Art deco chandelier, antique french credenza, and chairs in the style of Carlo Mollino in the dining room. 

“I am a homing pigeon,” notes Hamill, who grew up in London until the age of nine, recalling wistfully, “There was this alabaster-white square I had adored since I was a little girl.” She is seated at her dining table, surrounded by an array of decorative treasures: a wall-mounted Indonesian batik panel found at Belgravia’s Joss Graham gallery, an Art Deco chandelier from Turin, and a late-19th-century Scottish cabinet in the style of Napoleon III, to name but a few. Topped with Wedgwood china and Italian Art Nouveau glasses, the Cabana tablecloth was a gift from her close friend Martina Mondadori. (“She instinctively understands my style,” says Hamill.) Even on the dreariest of days, the duplex is flooded with brightness.

Interior designer Leonora Hamill at home in london with her son Sebastian and a 2012 photograph she took of Mumbai’s Sir J.J. School of Art.

Sebastian’s IKEA daybed is dressed with textile treasures.

“It was the dining room that besotted us,” Hamill reflects of the well-proportioned space, distinguished by its simple chimneypiece, now stuffed with books. “We can actually have proper dinner parties and give it a sense of theater.” A sinuous staircase forms the core of the apartment, lending scale and drama, even when littered with four-year-old Sebastian’s toys. (The couple recently welcomed their second son, Maximilian.) Double reception rooms called for some romance, so Hamill brought in the Paris-based decorative painters Lionel Bourcelot and Marine Caillé of Atelier Kerien, who transformed the walls in striking shades of pink and terra-cotta, their brushstrokes revealing the “subtle movement I so wanted.”

Everywhere are reminders of the couple’s peripatetic backgrounds.

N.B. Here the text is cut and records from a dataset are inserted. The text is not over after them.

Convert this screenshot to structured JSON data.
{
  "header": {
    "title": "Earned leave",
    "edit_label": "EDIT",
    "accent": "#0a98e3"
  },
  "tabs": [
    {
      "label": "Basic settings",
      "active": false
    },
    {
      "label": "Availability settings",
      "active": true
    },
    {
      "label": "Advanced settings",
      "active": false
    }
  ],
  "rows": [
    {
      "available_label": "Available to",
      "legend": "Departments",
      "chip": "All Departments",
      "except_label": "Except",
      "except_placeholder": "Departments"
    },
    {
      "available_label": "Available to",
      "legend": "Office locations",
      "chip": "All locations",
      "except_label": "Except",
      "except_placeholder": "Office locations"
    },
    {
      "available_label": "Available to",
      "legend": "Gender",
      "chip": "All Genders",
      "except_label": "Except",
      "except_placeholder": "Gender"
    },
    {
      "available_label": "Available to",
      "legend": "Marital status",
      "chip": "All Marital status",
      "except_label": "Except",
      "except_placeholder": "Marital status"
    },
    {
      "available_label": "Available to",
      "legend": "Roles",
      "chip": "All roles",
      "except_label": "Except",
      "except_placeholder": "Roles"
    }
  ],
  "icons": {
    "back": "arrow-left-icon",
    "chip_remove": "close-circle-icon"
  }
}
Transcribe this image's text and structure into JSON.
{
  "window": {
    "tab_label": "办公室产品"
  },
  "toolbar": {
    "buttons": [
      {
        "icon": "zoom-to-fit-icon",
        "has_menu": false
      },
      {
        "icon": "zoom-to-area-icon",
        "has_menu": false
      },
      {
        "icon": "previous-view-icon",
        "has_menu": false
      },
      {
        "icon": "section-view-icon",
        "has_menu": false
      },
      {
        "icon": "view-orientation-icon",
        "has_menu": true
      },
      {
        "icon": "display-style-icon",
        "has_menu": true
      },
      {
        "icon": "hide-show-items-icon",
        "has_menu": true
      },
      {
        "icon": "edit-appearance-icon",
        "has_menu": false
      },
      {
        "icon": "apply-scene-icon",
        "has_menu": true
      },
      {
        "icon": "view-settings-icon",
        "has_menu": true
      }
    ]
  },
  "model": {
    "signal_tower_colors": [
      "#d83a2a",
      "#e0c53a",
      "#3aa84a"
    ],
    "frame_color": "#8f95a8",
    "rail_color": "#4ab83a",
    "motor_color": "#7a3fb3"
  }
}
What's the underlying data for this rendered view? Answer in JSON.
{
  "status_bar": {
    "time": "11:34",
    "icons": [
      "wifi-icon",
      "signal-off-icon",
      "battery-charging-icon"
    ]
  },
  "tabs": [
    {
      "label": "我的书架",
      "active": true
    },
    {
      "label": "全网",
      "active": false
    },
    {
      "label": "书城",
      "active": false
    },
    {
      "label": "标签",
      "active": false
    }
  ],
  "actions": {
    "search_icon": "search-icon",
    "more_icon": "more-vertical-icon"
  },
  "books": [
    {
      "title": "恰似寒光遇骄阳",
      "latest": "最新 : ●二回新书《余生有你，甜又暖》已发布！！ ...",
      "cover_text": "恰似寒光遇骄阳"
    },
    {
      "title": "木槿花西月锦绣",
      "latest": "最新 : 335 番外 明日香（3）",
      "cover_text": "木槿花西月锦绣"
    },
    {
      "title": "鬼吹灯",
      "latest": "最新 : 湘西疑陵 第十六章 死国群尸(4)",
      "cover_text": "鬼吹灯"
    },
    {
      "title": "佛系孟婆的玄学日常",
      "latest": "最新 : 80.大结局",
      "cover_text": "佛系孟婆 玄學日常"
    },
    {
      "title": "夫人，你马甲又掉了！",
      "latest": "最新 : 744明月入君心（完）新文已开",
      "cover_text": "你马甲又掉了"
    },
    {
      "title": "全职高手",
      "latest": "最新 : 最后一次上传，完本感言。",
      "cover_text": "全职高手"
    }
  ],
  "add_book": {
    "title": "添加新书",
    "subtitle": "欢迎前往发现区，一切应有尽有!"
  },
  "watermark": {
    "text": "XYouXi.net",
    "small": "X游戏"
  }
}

Braquenié curtains inherited from Hamill’s mother adorn the living room windows while a salmon-colored sofa tumbles with cushions fashioned from vintage Japanese silks and gold liturgical vestments. Hamill delights in describing provenances of the objects around the room, from Chinese eglomise chargers and Vietnamese basketwork to Kashmiri papier-mâché letter openers and panels of Iroquois beadwork.

A love of craft and a deep respect for cultural traditions have long shaped Hamill’s worldview. Her teenage years in Paris (“visiting every museum under the sun” and “getting up at dawn to trawl for treasures at Les Puces”) were a natural conduit to studying the history of art at the Courtauld Institute and Italian Renaissance painting at Oxford. A formative stint in Milan, where she dedicated herself to her fine-art practice in photography, ignited an appreciation for midcentury furniture and, more pivotally, a passion for textiles.

Those obsessions are now revealing themselves in Hamill’s current slate of design projects, which range from a town house on New York’s Upper West Side—for which she is working with rising-star landscape designer Grace Fuller Marroquin and AD100 leading light Elizabeth Roberts—to a Gothic Revival brownstone in Park Slope, a collaboration with MADE architects. Back in London, meanwhile, she is “refreshing” a home in Chester Square. For this charismatic designer, farther horizons beckon.